First Day of School!
The first day of preschool is a big day for you and your child.
Here are some tips for a successful start to the first day:
The First Day
Wake up early enough so that you and your child don’t have to rush to get to preschool.
Make breakfast for your child and, if possible, sit down to eat together—or at least talk with them as they eat and you get ready.
Review the day’s routine (what preschool will be like, how your child will get to school/come home).
Pack your child’s backpack together.
Plan to stay a little while
Staying for 5-15 minutes on that first morning can help ease the transition.
Together, the two of you can experience the start to the school day.
When you see that your child is comfortable, it is time to leave.
If he/she is having a harder time getting engaged, you may want to ask your child’s teacher to stay with your child as you say good-bye so that when you leave, they can turn to another caring adult for support.
Think about creating a special good-bye routine
For example, you can give your child a kiss on the palm to “hold” all day long.
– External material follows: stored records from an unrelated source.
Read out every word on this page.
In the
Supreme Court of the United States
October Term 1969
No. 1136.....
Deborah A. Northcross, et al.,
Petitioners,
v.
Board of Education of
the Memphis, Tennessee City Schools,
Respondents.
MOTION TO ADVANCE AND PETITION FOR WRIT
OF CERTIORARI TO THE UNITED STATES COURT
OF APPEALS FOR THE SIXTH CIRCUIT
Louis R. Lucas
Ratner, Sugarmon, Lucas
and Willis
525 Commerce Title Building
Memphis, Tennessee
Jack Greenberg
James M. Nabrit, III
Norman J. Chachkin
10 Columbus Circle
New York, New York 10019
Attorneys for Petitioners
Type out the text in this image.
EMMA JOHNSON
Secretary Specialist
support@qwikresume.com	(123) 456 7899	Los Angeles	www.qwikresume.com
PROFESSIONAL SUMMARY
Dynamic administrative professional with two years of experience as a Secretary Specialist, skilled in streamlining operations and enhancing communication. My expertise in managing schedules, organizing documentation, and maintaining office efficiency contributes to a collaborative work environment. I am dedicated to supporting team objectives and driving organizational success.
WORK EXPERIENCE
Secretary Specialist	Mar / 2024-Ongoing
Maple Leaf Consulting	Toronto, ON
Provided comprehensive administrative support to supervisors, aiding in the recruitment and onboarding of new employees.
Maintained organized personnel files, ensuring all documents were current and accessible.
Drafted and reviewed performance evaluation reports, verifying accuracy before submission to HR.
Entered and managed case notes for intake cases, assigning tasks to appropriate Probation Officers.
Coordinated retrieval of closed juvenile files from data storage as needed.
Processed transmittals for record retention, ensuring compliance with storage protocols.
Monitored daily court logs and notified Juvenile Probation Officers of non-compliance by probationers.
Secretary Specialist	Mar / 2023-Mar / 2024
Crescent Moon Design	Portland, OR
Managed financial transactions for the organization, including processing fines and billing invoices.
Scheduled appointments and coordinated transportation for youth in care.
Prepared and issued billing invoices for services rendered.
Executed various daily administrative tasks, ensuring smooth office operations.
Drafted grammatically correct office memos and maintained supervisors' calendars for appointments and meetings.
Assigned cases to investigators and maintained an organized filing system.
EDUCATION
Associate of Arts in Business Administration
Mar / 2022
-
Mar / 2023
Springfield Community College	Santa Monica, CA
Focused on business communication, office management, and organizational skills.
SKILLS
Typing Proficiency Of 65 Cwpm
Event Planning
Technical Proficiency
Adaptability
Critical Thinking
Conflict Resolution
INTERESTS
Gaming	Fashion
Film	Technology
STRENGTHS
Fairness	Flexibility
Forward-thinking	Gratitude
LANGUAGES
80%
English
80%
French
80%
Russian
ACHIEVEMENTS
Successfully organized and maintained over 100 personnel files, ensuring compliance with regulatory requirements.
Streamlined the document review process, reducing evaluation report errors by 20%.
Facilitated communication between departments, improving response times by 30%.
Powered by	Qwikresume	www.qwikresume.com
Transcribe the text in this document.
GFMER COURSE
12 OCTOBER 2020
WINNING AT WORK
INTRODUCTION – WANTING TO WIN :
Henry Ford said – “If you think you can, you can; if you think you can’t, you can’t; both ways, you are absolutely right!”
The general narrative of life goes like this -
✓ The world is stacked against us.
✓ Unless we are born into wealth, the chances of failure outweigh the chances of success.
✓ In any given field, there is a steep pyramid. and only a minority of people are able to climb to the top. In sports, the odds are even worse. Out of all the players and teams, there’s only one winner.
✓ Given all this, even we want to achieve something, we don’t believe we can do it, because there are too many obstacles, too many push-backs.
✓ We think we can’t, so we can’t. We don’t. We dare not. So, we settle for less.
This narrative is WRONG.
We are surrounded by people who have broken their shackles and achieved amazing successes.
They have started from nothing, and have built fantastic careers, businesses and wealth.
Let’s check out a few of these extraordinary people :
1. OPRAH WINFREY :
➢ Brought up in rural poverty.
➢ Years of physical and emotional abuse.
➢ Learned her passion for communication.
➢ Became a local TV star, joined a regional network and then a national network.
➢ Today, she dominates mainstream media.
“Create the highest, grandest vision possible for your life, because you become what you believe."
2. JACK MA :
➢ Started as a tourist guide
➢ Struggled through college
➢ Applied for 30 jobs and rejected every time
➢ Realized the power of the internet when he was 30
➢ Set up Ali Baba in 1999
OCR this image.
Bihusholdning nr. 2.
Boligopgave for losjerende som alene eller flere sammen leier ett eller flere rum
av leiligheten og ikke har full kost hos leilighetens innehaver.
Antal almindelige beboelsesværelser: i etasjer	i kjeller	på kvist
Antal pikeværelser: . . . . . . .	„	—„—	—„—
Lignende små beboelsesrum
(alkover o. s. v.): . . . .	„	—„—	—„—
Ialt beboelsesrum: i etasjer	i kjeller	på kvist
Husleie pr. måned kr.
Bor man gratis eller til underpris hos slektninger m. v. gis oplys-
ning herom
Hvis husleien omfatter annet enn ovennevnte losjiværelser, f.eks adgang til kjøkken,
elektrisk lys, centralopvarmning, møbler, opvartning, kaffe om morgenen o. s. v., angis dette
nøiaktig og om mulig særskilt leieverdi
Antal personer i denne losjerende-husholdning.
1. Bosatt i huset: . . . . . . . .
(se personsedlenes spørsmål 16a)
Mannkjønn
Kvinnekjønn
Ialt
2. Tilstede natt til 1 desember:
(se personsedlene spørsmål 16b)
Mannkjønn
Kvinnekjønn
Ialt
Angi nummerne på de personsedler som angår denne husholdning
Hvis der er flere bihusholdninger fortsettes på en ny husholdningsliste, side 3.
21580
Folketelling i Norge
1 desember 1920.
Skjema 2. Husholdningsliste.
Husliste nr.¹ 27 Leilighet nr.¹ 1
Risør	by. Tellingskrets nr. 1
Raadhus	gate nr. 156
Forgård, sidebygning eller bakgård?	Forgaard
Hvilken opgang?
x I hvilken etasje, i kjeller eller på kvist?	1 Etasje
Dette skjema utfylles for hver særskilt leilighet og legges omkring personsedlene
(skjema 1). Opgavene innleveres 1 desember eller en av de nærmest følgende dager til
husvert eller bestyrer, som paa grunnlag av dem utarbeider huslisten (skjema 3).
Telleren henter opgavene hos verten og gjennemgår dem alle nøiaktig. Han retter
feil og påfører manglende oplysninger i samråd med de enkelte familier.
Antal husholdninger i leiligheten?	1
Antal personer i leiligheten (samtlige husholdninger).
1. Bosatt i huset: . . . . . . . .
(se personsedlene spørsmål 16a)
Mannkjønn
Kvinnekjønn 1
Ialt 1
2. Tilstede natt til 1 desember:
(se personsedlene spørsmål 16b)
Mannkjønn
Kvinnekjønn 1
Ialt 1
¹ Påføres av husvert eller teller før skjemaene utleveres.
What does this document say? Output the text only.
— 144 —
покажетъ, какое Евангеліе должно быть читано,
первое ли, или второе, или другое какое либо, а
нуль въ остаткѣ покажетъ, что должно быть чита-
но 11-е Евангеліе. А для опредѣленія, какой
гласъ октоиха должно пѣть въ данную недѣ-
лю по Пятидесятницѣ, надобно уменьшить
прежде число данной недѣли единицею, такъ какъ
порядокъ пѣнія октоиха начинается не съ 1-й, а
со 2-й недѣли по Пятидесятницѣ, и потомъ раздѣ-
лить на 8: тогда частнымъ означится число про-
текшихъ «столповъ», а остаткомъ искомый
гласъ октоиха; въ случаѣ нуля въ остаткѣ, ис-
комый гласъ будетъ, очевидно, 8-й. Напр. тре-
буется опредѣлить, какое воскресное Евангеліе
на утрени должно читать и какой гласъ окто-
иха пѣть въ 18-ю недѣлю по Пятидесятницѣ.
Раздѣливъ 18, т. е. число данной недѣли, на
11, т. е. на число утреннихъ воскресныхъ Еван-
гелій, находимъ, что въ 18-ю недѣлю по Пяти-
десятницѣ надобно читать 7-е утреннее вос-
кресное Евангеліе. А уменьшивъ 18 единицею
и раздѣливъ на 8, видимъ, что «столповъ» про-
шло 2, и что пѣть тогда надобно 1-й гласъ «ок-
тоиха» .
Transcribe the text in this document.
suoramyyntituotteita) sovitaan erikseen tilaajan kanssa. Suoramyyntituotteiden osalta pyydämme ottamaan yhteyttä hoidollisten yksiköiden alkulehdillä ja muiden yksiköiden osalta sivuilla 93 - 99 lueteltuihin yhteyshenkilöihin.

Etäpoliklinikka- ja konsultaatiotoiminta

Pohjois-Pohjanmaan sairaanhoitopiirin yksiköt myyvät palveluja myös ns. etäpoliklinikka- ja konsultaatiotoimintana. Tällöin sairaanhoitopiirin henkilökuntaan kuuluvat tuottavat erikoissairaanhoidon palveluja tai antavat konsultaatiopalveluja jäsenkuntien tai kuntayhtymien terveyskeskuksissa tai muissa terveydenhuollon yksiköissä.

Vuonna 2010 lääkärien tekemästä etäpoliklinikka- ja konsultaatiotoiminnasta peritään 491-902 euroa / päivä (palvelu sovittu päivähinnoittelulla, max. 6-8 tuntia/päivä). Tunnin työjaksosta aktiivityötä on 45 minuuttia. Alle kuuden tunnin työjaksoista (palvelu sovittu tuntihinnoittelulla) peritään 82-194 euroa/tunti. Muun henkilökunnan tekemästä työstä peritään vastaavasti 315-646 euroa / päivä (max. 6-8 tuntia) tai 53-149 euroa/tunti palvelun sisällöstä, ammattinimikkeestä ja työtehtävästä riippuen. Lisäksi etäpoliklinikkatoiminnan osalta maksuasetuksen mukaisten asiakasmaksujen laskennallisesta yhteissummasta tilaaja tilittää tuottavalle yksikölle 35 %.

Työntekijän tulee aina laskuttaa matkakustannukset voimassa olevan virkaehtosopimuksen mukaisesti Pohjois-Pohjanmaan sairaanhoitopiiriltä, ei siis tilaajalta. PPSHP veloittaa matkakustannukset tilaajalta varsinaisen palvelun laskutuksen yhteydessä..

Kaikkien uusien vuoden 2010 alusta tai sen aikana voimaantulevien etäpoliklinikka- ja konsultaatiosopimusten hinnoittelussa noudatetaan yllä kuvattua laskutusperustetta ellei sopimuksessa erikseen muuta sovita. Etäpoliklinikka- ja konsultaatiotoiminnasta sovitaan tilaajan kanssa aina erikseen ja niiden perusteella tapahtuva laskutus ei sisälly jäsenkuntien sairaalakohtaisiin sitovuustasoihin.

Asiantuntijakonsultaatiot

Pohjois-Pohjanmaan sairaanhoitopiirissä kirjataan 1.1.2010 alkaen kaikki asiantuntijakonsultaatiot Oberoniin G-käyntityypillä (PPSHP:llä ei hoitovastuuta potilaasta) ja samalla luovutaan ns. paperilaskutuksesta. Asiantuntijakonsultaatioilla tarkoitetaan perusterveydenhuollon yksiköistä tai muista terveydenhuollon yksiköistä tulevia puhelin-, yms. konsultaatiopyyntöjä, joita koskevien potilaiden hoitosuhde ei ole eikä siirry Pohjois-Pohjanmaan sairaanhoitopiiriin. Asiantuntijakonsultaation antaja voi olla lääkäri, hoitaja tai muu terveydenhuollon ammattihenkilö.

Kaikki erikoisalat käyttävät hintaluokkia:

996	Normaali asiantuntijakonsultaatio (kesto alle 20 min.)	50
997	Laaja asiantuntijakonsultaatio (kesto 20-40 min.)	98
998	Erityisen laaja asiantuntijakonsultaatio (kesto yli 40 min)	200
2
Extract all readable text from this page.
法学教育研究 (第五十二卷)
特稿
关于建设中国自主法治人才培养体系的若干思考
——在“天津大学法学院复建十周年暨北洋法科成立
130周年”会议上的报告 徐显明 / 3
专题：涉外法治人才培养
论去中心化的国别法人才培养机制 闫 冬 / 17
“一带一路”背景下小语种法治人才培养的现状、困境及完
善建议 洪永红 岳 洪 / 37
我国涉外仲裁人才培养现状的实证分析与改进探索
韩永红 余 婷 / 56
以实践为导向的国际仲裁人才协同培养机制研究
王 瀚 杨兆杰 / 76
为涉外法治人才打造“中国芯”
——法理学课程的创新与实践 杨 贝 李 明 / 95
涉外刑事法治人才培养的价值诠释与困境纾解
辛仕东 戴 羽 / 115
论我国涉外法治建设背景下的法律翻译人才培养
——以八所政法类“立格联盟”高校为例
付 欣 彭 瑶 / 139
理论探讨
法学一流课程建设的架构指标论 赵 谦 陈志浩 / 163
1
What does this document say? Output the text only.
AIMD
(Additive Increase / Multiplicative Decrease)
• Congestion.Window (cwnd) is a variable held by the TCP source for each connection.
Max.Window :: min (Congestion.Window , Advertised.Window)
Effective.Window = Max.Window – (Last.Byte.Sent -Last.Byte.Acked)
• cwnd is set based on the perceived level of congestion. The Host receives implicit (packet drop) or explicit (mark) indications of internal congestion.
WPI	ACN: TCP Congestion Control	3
Or, the two of you can sing a special song together before you leave.
Good-bye routines are comforting to children and help them understand and prepare for what will happen next.
Resist the Rescue
Try not to run back in the classroom if you hear your child crying, as upsetting as this can be. This is a big change and your child may, quite understandably, feel sad and a little scared. But if you run back in, it sends the message that they are only okay if you are there and it is likely to prolong your child’s distress and make it harder for them to adapt.
Rest assured, teachers have many years of experience with helping families make the shift to preschool. Instead, you can wait outside the classroom for a few minutes to ensure that all is well, or call the school later in the morning to check in.
Keep your tone positive and upbeat
Children pick up on the reactions of the trusted adults in their lives. So try not to look worried or sad, and don’t linger too long.
Say a quick, upbeat good-bye and reassure your child that all will be well.